The Spare, Tod Goldberg

 

 

Everybody who put a body in Lake Mead had to assume they would die before they were found out. I cannot think of that happening, right now, real life, the receding waters hit by real global change, outing crimes and no doubt distressing somebody. I cannot not think of Tod Goldberg, too, and his The Salt, a sharp short story so good its sediment silts on you and fucks you up.

Tod Goldberg, author of five Burn Notice books, co-host of Literary Disco and Open Book, a professor and director of the UCR Palm Desert low-residency MFA program, is a deceptive man. He is direct, but he is direct from an angle. His essay, When They Let Them Bleed could cover well-tread ground about a particular boxing match already turned around under a loupe and appraised in two famous songs, but in that essay, what we know is only a hook to get us into something deeper and more personal, an engineered blind spot of expectation in which Goldberg can throw his punch.

Goldberg’s short story collections, The Low Desert and Other Resort Cities, are window, for me, into the parts of a place I lived where, when I lived there, I could not go. One of our top living crime writers, it is the crimes he writes about that are not illegal which interest me the most, and whether or not he thinks they are crimes does not faze me. Country club people. Resort folks. Feds, sheriffs, rabbis, the idiot on the end of the stick. Golf club aficionados.

Golf shows up, explicitly, in seven of the ten stories in Other Resort Cities. It is endemic to the territory of all of them and to Low Desert.

These are wonderful windows into this world because you cannot spit through the glass, but they also cannot hear you if you yell at them, Fuck you.

Goldberg peppers his fiction with allure, from gold that is not there to steam rising off a takeout coffee. He knows that heavy weighs the crown in the mind of a pretentious asshole. That readers, like socially upward thieves and play-democratic businesspeople, pride themselves on seeing around the turn after the next turn.

 

“I went home for Christmas,” Kristy said. Not that she celebrated Christmas. She celebrated Hanukkah, but it was easier to just say what everyone else said.”
Mazel, Tod Golberg

 

Tod Goldberg knows the significance of the comfortable lie. Whether one we tell ourselves or we tell others, it’s always to get a weight off our back. Fiction, itself, is often there to take a weight off our back. Even when fiction is posed as heavy, when fiction is positioned as intense or serious or engaged with consequences, it is lighter than the truth. Goldberg’s crime stories do not fuck around trying to be harder than they are, and when characters do, not only do we see something of our own friends, our own self, we know they are a lighter weight than they play at being, or we can see, maybe clearer than anyone in the stories, when they are in deeper, when they are standing under the sword of Damocles, when the pretentious efforts are about to blow up, when they are a bigger monster or a bigger screw up than they could ever let themselves anticipate.

We get rewarded. The stories and their characters, the schemes and flaws and fails and functions are for us.
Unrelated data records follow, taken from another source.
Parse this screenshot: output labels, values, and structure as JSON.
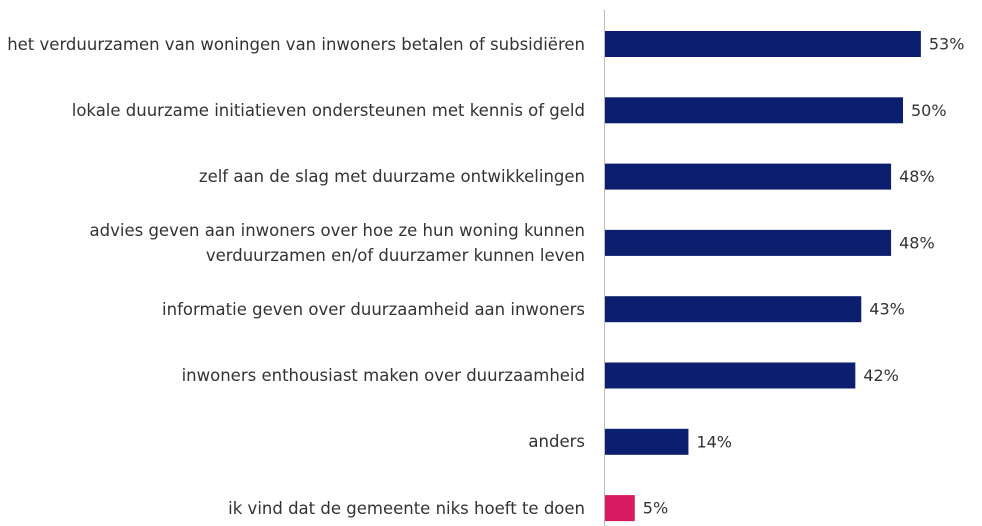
{
  "chart_data": {
    "type": "barh",
    "categories": [
      "het verduurzamen van woningen van inwoners betalen of subsidiëren",
      "lokale duurzame initiatieven ondersteunen met kennis of geld",
      "zelf aan de slag met duurzame ontwikkelingen",
      "advies geven aan inwoners over hoe ze hun woning kunnen verduurzamen en/of duurzamer kunnen leven",
      "informatie geven over duurzaamheid aan inwoners",
      "inwoners enthousiast maken over duurzaamheid",
      "anders",
      "ik vind dat de gemeente niks hoeft te doen"
    ],
    "values": [
      53,
      50,
      48,
      48,
      43,
      42,
      14,
      5
    ],
    "value_labels": [
      "53%",
      "50%",
      "48%",
      "48%",
      "43%",
      "42%",
      "14%",
      "5%"
    ],
    "colors": [
      "#0b1f6e",
      "#0b1f6e",
      "#0b1f6e",
      "#0b1f6e",
      "#0b1f6e",
      "#0b1f6e",
      "#0b1f6e",
      "#d81b60"
    ],
    "xlim": [
      0,
      60
    ]
  }
}
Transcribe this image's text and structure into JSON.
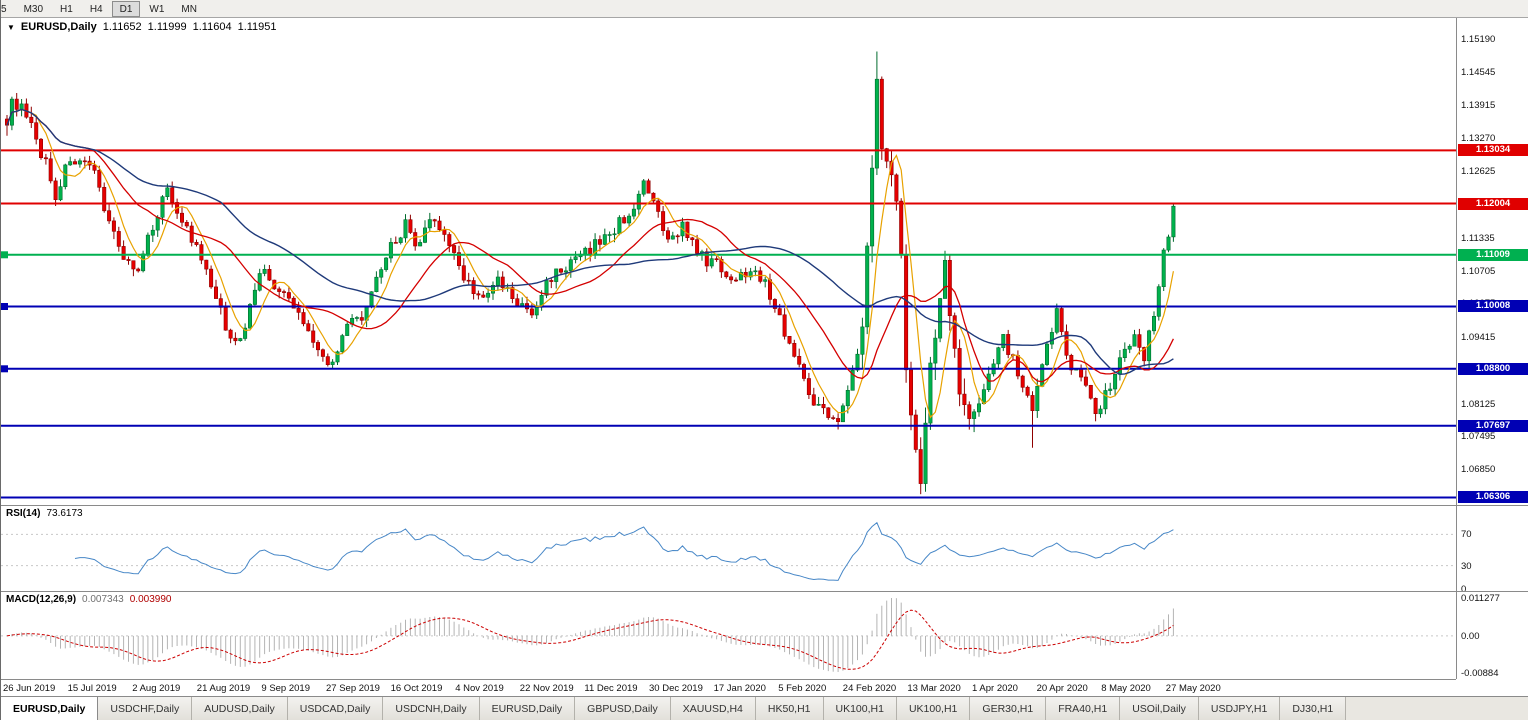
{
  "toolbar": {
    "timeframes": [
      {
        "label": "5",
        "active": false
      },
      {
        "label": "M30",
        "active": false
      },
      {
        "label": "H1",
        "active": false
      },
      {
        "label": "H4",
        "active": false
      },
      {
        "label": "D1",
        "active": true
      },
      {
        "label": "W1",
        "active": false
      },
      {
        "label": "MN",
        "active": false
      }
    ]
  },
  "chart_data": {
    "type": "candlestick",
    "title": {
      "symbol": "EURUSD,Daily",
      "open": "1.11652",
      "high": "1.11999",
      "low": "1.11604",
      "close": "1.11951"
    },
    "scale": {
      "min": 1.0616,
      "max": 1.156
    },
    "price_axis": [
      "1.15190",
      "1.14545",
      "1.13915",
      "1.13270",
      "1.12625",
      "1.11995",
      "1.11335",
      "1.10705",
      "1.10075",
      "1.09415",
      "1.08785",
      "1.08125",
      "1.07495",
      "1.06850"
    ],
    "hlines": [
      {
        "value": 1.13034,
        "label": "1.13034",
        "color": "#e00000",
        "width": 2,
        "left_mark": false
      },
      {
        "value": 1.12004,
        "label": "1.12004",
        "color": "#e00000",
        "width": 2,
        "left_mark": false
      },
      {
        "value": 1.11009,
        "label": "1.11009",
        "color": "#00b050",
        "width": 2,
        "left_mark": true
      },
      {
        "value": 1.10008,
        "label": "1.10008",
        "color": "#0000b4",
        "width": 2,
        "left_mark": true
      },
      {
        "value": 1.088,
        "label": "1.08800",
        "color": "#0000b4",
        "width": 2,
        "left_mark": true
      },
      {
        "value": 1.07697,
        "label": "1.07697",
        "color": "#0000b4",
        "width": 2,
        "left_mark": false
      },
      {
        "value": 1.06306,
        "label": "1.06306",
        "color": "#0000b4",
        "width": 2,
        "left_mark": false
      }
    ],
    "candles": {
      "count": 241,
      "anchors": [
        [
          0,
          1.137
        ],
        [
          2,
          1.14
        ],
        [
          5,
          1.134
        ],
        [
          8,
          1.128
        ],
        [
          10,
          1.1215
        ],
        [
          13,
          1.129
        ],
        [
          16,
          1.127
        ],
        [
          18,
          1.1255
        ],
        [
          23,
          1.1115
        ],
        [
          27,
          1.1062
        ],
        [
          30,
          1.116
        ],
        [
          33,
          1.123
        ],
        [
          36,
          1.117
        ],
        [
          40,
          1.109
        ],
        [
          45,
          1.0962
        ],
        [
          48,
          1.093
        ],
        [
          52,
          1.1075
        ],
        [
          55,
          1.104
        ],
        [
          59,
          1.1
        ],
        [
          63,
          1.094
        ],
        [
          66,
          1.0886
        ],
        [
          70,
          1.096
        ],
        [
          74,
          1.0992
        ],
        [
          78,
          1.11
        ],
        [
          82,
          1.116
        ],
        [
          84,
          1.111
        ],
        [
          88,
          1.1176
        ],
        [
          91,
          1.112
        ],
        [
          94,
          1.106
        ],
        [
          98,
          1.101
        ],
        [
          101,
          1.1052
        ],
        [
          105,
          1.1006
        ],
        [
          108,
          1.0984
        ],
        [
          112,
          1.1062
        ],
        [
          116,
          1.1082
        ],
        [
          120,
          1.1112
        ],
        [
          124,
          1.1142
        ],
        [
          128,
          1.1182
        ],
        [
          131,
          1.1232
        ],
        [
          133,
          1.12
        ],
        [
          136,
          1.1122
        ],
        [
          139,
          1.1162
        ],
        [
          142,
          1.11
        ],
        [
          146,
          1.1082
        ],
        [
          150,
          1.1052
        ],
        [
          154,
          1.1082
        ],
        [
          158,
          1.1002
        ],
        [
          163,
          1.0882
        ],
        [
          167,
          1.0802
        ],
        [
          171,
          1.0788
        ],
        [
          173,
          1.0832
        ],
        [
          176,
          1.0952
        ],
        [
          177,
          1.1102
        ],
        [
          179,
          1.1442
        ],
        [
          180,
          1.1332
        ],
        [
          182,
          1.1282
        ],
        [
          184,
          1.1102
        ],
        [
          185,
          1.0902
        ],
        [
          187,
          1.0702
        ],
        [
          188,
          1.0652
        ],
        [
          189,
          1.0802
        ],
        [
          191,
          1.0952
        ],
        [
          193,
          1.1092
        ],
        [
          194,
          1.1002
        ],
        [
          196,
          1.0822
        ],
        [
          199,
          1.0772
        ],
        [
          202,
          1.0882
        ],
        [
          205,
          1.0942
        ],
        [
          208,
          1.0872
        ],
        [
          211,
          1.0792
        ],
        [
          214,
          1.0922
        ],
        [
          216,
          1.0992
        ],
        [
          219,
          1.0882
        ],
        [
          222,
          1.0852
        ],
        [
          224,
          1.0796
        ],
        [
          227,
          1.0852
        ],
        [
          229,
          1.0902
        ],
        [
          232,
          1.0952
        ],
        [
          234,
          1.0896
        ],
        [
          236,
          1.0992
        ],
        [
          238,
          1.1102
        ],
        [
          240,
          1.1195
        ]
      ],
      "wick_overrides": [
        {
          "bar": 179,
          "high": 1.1495
        },
        {
          "bar": 188,
          "low": 1.0637
        },
        {
          "bar": 211,
          "low": 1.0727
        }
      ],
      "vol_zones": [
        {
          "from": 0,
          "to": 6,
          "mult": 1.4
        },
        {
          "from": 176,
          "to": 200,
          "mult": 2.2
        }
      ]
    },
    "mas": [
      {
        "period": 6,
        "color": "#e8a200",
        "width": 1.2
      },
      {
        "period": 18,
        "color": "#d40000",
        "width": 1.3
      },
      {
        "period": 45,
        "color": "#1f3a7a",
        "width": 1.4
      }
    ],
    "colors": {
      "up_fill": "#00b14c",
      "up_stroke": "#006b2d",
      "down_fill": "#e60000",
      "down_stroke": "#8f0000"
    },
    "date_axis": [
      "26 Jun 2019",
      "15 Jul 2019",
      "2 Aug 2019",
      "21 Aug 2019",
      "9 Sep 2019",
      "27 Sep 2019",
      "16 Oct 2019",
      "4 Nov 2019",
      "22 Nov 2019",
      "11 Dec 2019",
      "30 Dec 2019",
      "17 Jan 2020",
      "5 Feb 2020",
      "24 Feb 2020",
      "13 Mar 2020",
      "1 Apr 2020",
      "20 Apr 2020",
      "8 May 2020",
      "27 May 2020"
    ]
  },
  "rsi": {
    "label": "RSI(14)",
    "value": "73.6173",
    "axis": [
      "70",
      "30",
      "0"
    ],
    "levels": [
      70,
      30
    ],
    "line_color": "#4787c7"
  },
  "macd": {
    "label": "MACD(12,26,9)",
    "main_value": "0.007343",
    "signal_value": "0.003990",
    "axis": [
      "0.011277",
      "0.00",
      "-0.00884"
    ],
    "bar_color": "#b4b4b4",
    "signal_color": "#cc0000"
  },
  "tabs": [
    {
      "label": "EURUSD,Daily",
      "active": true
    },
    {
      "label": "USDCHF,Daily",
      "active": false
    },
    {
      "label": "AUDUSD,Daily",
      "active": false
    },
    {
      "label": "USDCAD,Daily",
      "active": false
    },
    {
      "label": "USDCNH,Daily",
      "active": false
    },
    {
      "label": "EURUSD,Daily",
      "active": false
    },
    {
      "label": "GBPUSD,Daily",
      "active": false
    },
    {
      "label": "XAUUSD,H4",
      "active": false
    },
    {
      "label": "HK50,H1",
      "active": false
    },
    {
      "label": "UK100,H1",
      "active": false
    },
    {
      "label": "UK100,H1",
      "active": false
    },
    {
      "label": "GER30,H1",
      "active": false
    },
    {
      "label": "FRA40,H1",
      "active": false
    },
    {
      "label": "USOil,Daily",
      "active": false
    },
    {
      "label": "USDJPY,H1",
      "active": false
    },
    {
      "label": "DJ30,H1",
      "active": false
    }
  ]
}
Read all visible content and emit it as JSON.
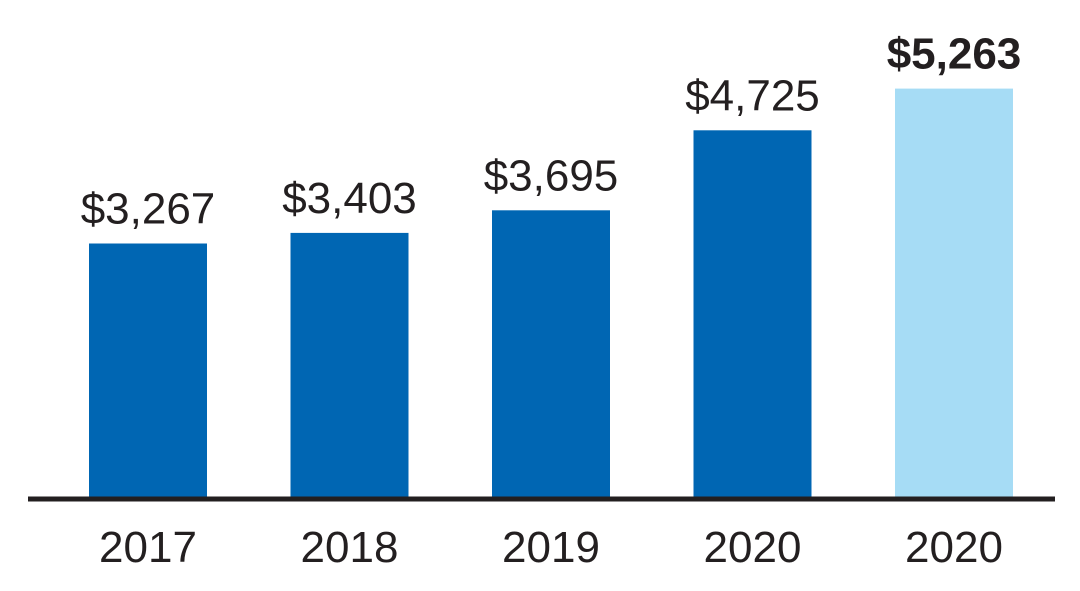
{
  "chart_data": {
    "type": "bar",
    "categories": [
      "2017",
      "2018",
      "2019",
      "2020",
      "2020"
    ],
    "values": [
      3267,
      3403,
      3695,
      4725,
      5263
    ],
    "data_labels": [
      "$3,267",
      "$3,403",
      "$3,695",
      "$4,725",
      "$5,263"
    ],
    "highlight_index": 4,
    "colors": {
      "bar": "#0066b3",
      "highlight_bar": "#a6dcf5",
      "axis": "#231f20",
      "text": "#231f20"
    },
    "title": "",
    "xlabel": "",
    "ylabel": "",
    "grid": false,
    "legend": "none"
  }
}
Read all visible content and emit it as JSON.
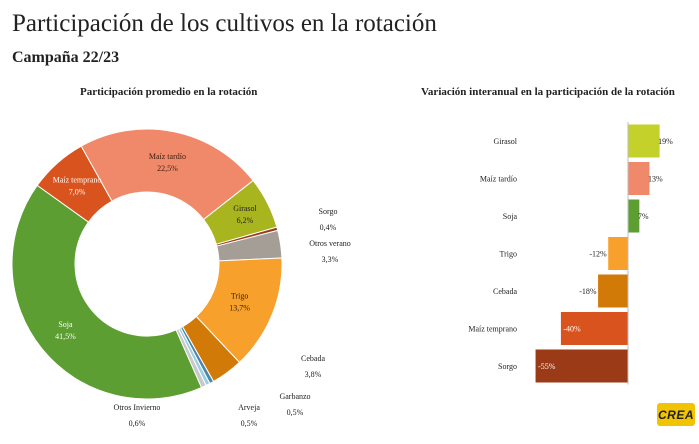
{
  "header": {
    "title": "Participación de los cultivos en la rotación",
    "subtitle": "Campaña 22/23"
  },
  "logo_text": "CREA",
  "chart_data": [
    {
      "type": "pie",
      "title": "Participación promedio en la rotación",
      "donut": true,
      "slices": [
        {
          "label": "Soja",
          "value": 41.5,
          "text": "41,5%",
          "color": "#5c9e32"
        },
        {
          "label": "Maíz temprano",
          "value": 7.0,
          "text": "7,0%",
          "color": "#d9531e"
        },
        {
          "label": "Maíz tardío",
          "value": 22.5,
          "text": "22,5%",
          "color": "#f0896a"
        },
        {
          "label": "Girasol",
          "value": 6.2,
          "text": "6,2%",
          "color": "#a8b51e"
        },
        {
          "label": "Sorgo",
          "value": 0.4,
          "text": "0,4%",
          "color": "#9b3a16"
        },
        {
          "label": "Otros verano",
          "value": 3.3,
          "text": "3,3%",
          "color": "#a59e97"
        },
        {
          "label": "Trigo",
          "value": 13.7,
          "text": "13,7%",
          "color": "#f7a02b"
        },
        {
          "label": "Cebada",
          "value": 3.8,
          "text": "3,8%",
          "color": "#d27a08"
        },
        {
          "label": "Garbanzo",
          "value": 0.5,
          "text": "0,5%",
          "color": "#4b86ab"
        },
        {
          "label": "Arveja",
          "value": 0.5,
          "text": "0,5%",
          "color": "#9ccfe6"
        },
        {
          "label": "Otros Invierno",
          "value": 0.6,
          "text": "0,6%",
          "color": "#c8c8c8"
        }
      ]
    },
    {
      "type": "bar",
      "orientation": "horizontal",
      "title": "Variación interanual en la participación de la rotación",
      "categories": [
        "Girasol",
        "Maíz tardío",
        "Soja",
        "Trigo",
        "Cebada",
        "Maíz temprano",
        "Sorgo"
      ],
      "values": [
        19,
        13,
        7,
        -12,
        -18,
        -40,
        -55
      ],
      "labels": [
        "19%",
        "13%",
        "7%",
        "-12%",
        "-18%",
        "-40%",
        "-55%"
      ],
      "colors": [
        "#c3d12a",
        "#f0896a",
        "#5c9e32",
        "#f7a02b",
        "#d27a08",
        "#d9531e",
        "#9b3a16"
      ],
      "xlim": [
        -60,
        25
      ]
    }
  ]
}
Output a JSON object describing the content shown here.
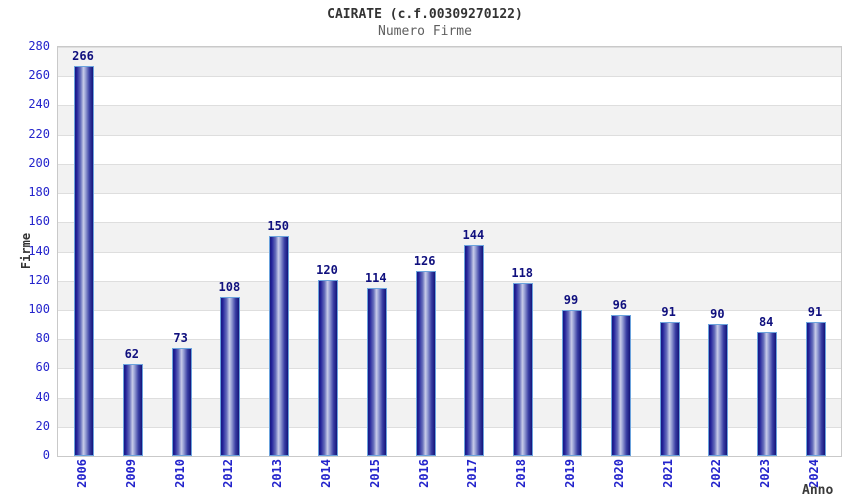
{
  "header": {
    "title": "CAIRATE (c.f.00309270122)",
    "subtitle": "Numero Firme"
  },
  "chart_data": {
    "type": "bar",
    "title": "CAIRATE (c.f.00309270122)",
    "subtitle": "Numero Firme",
    "categories": [
      "2006",
      "2009",
      "2010",
      "2012",
      "2013",
      "2014",
      "2015",
      "2016",
      "2017",
      "2018",
      "2019",
      "2020",
      "2021",
      "2022",
      "2023",
      "2024"
    ],
    "values": [
      266,
      62,
      73,
      108,
      150,
      120,
      114,
      126,
      144,
      118,
      99,
      96,
      91,
      90,
      84,
      91
    ],
    "xlabel": "Anno",
    "ylabel": "Firme",
    "ylim": [
      0,
      280
    ],
    "ytick_step": 20,
    "grid": true,
    "legend": false,
    "colors": {
      "tick_label": "#2424cc",
      "value_label": "#10107e",
      "title": "#333333",
      "subtitle": "#5f5f5f",
      "band_gray": "#f2f2f2",
      "band_white": "#ffffff",
      "gridline": "#dedede",
      "plot_border": "#c9c9c9",
      "bar_edge_dark": "#181880",
      "bar_highlight": "#c9cde9",
      "bar_outline": "#6ba3dd"
    }
  }
}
The stories of The Low Desert are stories about living in time. Time is brutal and it moves whether you are conscious or not. Five seconds is five seconds if you are wide awake for it, or if you just got rabbit punched and blacked out for the three other jabs that went into your nose and cheek. Five years is five years whether you spend it listening to 2Pac or Chuck Berry. No matter how many golf balls you retrieve in waking life or dreams, time goes on without you.

Other Resort Cities is about time, too, but maybe time you can escape. Other Resort Cities came first, and that stands to reason. So, too, it stands to reason that The Salt appears in both collections. The Salt is an old man story that a young man would write.

“Beneath the water, beneath time, beneath yesterday, is the salt,” The Salt opens. “The” and “Salt” are wonderfully blunt words. A one-two. “The” is so oblique we see it a mile away, but no one really pays attention. In the title, in the spirit, it does its work in the rhythm, in precision. Not any salt. Not a salt. (If I learned anything from Goldberg’s prose, it is that you take your shots, no one else’s, so:) That is the assault of it. It is in your face before you have a chance, and it is an innocuous word. So is, “salt,” in the right circumstances, and Goldberg just has to keep those circumstances right out of reach. A story of first wives, last wives, money and hope and death, and what peace in death, what piece of death we can reach for.

The Salt in one collection is not, really, the The Salt of the other. There is a story between them we will never get, which might turn to a fresh little ulcer on the soul of its protagonist.

The Salt, like Mazel, Pilgrims, Ragtown, disguises its artistry to appear easy and blunt, and because it seems blunt, you do not register what a blunt surface will do at the right angle and speed even as you rush towards it and the flat, familiar, predictable plain you can measure and appraise is the face of a hammer and you are done.

 

 

“It’s done, he says.

The Russian thick in his mouth. He only ever dreams in the language now, never speaks it. Looping. Say it. Say it.

It’s done, he says.

It’s done, she says.”
Ragtown, Tod Goldberg

 

It’s rhythms. Respecting rhythms and letting someone feel they have the upper hand, they are the smart one, the savvy, it suckers everyone every time. Goldberg’s fiction lifts weight, it entertains and it takes our time. It respects our time. And, it busts us up a little, too, in ways we might not notice immediately, but sit with us awhile, like a figure in the backseat who was not there when you stopped at the hotel just to go in and use their toilet.